Other Key Deal Terms
- BioStrand is being acquired on a debt-free, cash-free basis;
- Investment consideration provided by IPA to BioStrand of aggregate amount of € 6 million in the form of a loan or in the form of equity over a period of 3 years for operation expenses, development of BioStrand’s platform, and correction of deficiencies;
- Customary representations and warranties in the SPA;
- Customary indemnities for breaches of representations and warranties and breaches of covenants in the SPA;
- The equity consideration will be subject to a 4-month statutory resale restriction period pursuant to Canadian securities laws, as well as a contractual escrow agreement to be entered into at closing between the vendors, IPA, and an escrow agent, providing for the gradual release of the common shares over a 3-year period.

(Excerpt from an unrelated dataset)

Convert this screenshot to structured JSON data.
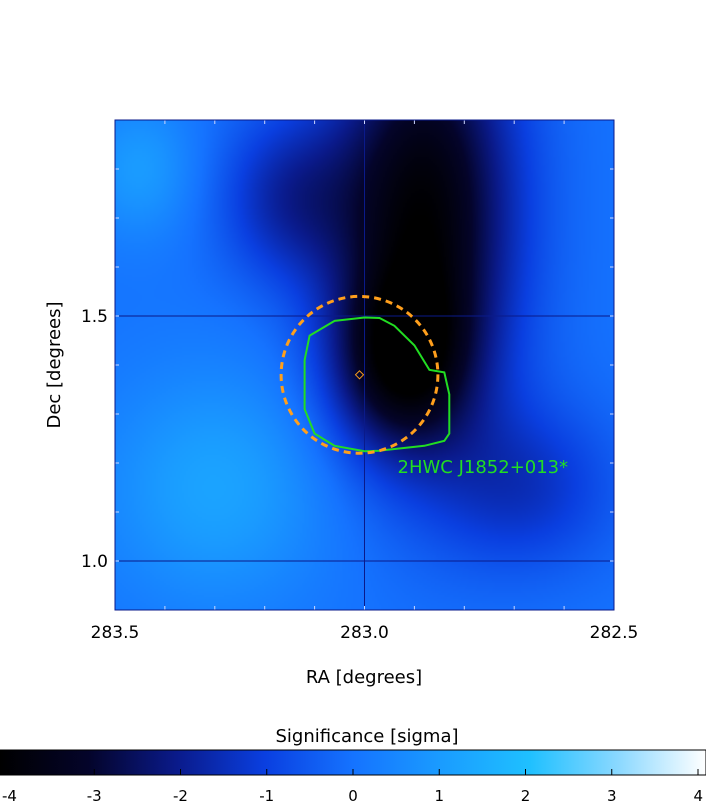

- Key personnel, including the founders of BioStrand and other members of the executive team of BioStrand, will continue their employment with updated management agreements;
- Non-competition and non-solicitation agreements will be entered into, as a condition of closing, with certain principals of BioStrand;
- Each of BioStrand and the BioStrand shareholders are arm’s length parties to the Company;
- The purchase price is subject to working capital and other adjustments;
- Closing of the Transaction is expected to occur on or before April 15, 2022, subject to receipt of all applicable approvals and the satisfaction of applicable conditions to closing;
- The other closing conditions in the SPA are customary, including, but not limited to, the receipt of all necessary regulatory approvals and the required notifications to NASDAQ with respect to the issuance of IPA’s common shares; and
- The Transaction is an “expedited acquisition” under Policy 5.3 of the TSX Venture Exchange.